Stocks crept higher once again today as investors reacted to promising jobs data and the European Central Bank's decision to hold interest rates steady. The Dow Jones Industrial Average (DJINDICES:^DJI) finished up 62 points, or 0.4%, while the S&P 500 set another record at 1,877, gaining 0.2%.
Investors were encouraged by a drop in initial unemployment claims, which fell to 323,000 from 349,000, and beat estimates of 338,000. The numbers were particularly heartening with the official February jobs report coming out tomorrow morning from the Department of Labor. Analysts expect the report to say 163,000 jobs were added last month, though poor weather could have affected job growth. Meanwhile, the European Central Bank kept its benchmark interest rate at 0.25%, as investors had widely expected, and President Mario Draghi said the European recovery was on track, adding that recent news has been "by and large on the positive side."
Shares of Staples (NASDAQ:SPLS) got hammered, falling 15% after posting a dismal fourth quarter, and saying it would close 225 stores, or more than 10% of its total, by next year.
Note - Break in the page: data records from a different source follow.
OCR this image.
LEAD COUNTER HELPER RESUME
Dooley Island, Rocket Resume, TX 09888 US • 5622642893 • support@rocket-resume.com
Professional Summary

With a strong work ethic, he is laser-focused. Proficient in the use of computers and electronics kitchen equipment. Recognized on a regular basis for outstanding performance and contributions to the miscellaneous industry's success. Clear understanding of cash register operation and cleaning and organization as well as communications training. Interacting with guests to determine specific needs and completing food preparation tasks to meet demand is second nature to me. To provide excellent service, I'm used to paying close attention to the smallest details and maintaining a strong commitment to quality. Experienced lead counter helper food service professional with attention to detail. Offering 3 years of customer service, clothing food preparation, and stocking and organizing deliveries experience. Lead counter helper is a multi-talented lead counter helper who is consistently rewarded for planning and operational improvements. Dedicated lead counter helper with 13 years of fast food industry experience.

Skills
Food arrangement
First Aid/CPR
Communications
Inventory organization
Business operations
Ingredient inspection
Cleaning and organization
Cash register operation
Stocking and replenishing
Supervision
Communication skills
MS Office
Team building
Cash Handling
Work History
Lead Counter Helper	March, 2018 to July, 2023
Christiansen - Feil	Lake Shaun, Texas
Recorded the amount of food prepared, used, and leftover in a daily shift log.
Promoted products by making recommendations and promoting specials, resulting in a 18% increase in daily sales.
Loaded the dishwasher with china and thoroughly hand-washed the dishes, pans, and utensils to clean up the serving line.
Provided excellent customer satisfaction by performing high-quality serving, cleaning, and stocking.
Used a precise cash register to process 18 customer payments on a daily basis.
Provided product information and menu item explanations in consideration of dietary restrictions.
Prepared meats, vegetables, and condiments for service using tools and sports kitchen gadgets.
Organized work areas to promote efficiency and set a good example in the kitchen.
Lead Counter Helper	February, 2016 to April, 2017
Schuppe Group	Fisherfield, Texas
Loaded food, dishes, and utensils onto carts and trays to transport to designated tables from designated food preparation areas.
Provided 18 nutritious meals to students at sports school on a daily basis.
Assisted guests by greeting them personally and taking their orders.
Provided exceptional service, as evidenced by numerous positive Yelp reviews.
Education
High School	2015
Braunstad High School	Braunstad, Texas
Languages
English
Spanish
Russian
With nearly half of its sales coming online now, the nation's No. 1 office retailer said the store closures made sense, and would help cut costs by $500 million. Sales in the quarter fell 3.8%, to $5.87 billion, after adjusting for the extra week in 2012, below estimates of $5.97 billion, while its $0.33 per-share profit also missed estimates at $0.39. Online sales were up 10%, indicating that there may be hope for its e-commerce strategy, though same-store sales fell 7% at North American locations. First-quarter guidance was also weak as the company expects a profit of $0.17-$0.22 against estimates of $0.27. Staples' report makes clear that office retail is fundamentally changing and, while it may find success as an online retailer, I wouldn't expect it to have the same advantages it does as a bricks-and-mortar store.
Costco (NASDAQ:COST) was also suffering today as the warehouse retailer fell 3% after reporting its quarterly earnings. Deep discounting was again the culprit, as profits dropped from $1.10 a share to $1.05, missing estimates at $1.17. Sales were also off the mark, up 6%, to $25.8 billion, but below estimates at $26.7 billion. Comps were solid, improving 3% or 5% when fuel and foreign-exchange effects are excluded, and new membership sign-ups rose 13%. Like many retailers, Costco cited bad weather as part of the reason for the slow quarter, and the report should remind investors that even the strongest retailers aren't impervious to industry trends such as the deep discounting during the holidays. At a P/E of 24, the stock is also much pricier than its peers.
Finally, Safeway (UNKNOWN:SWY.DL) fell 3.6% after hours after it agreed to be bought by Cerebrus Capital Management for about $9 billion. The deal will unite Safeway with Albertson's, making for a powerful presence in the West. Safeway shareholders will receive $32.50 in cash, and could get as much as $40 after add-ons, but the stock slipped after closing at $39.47 today as investors had expected a deal was coming.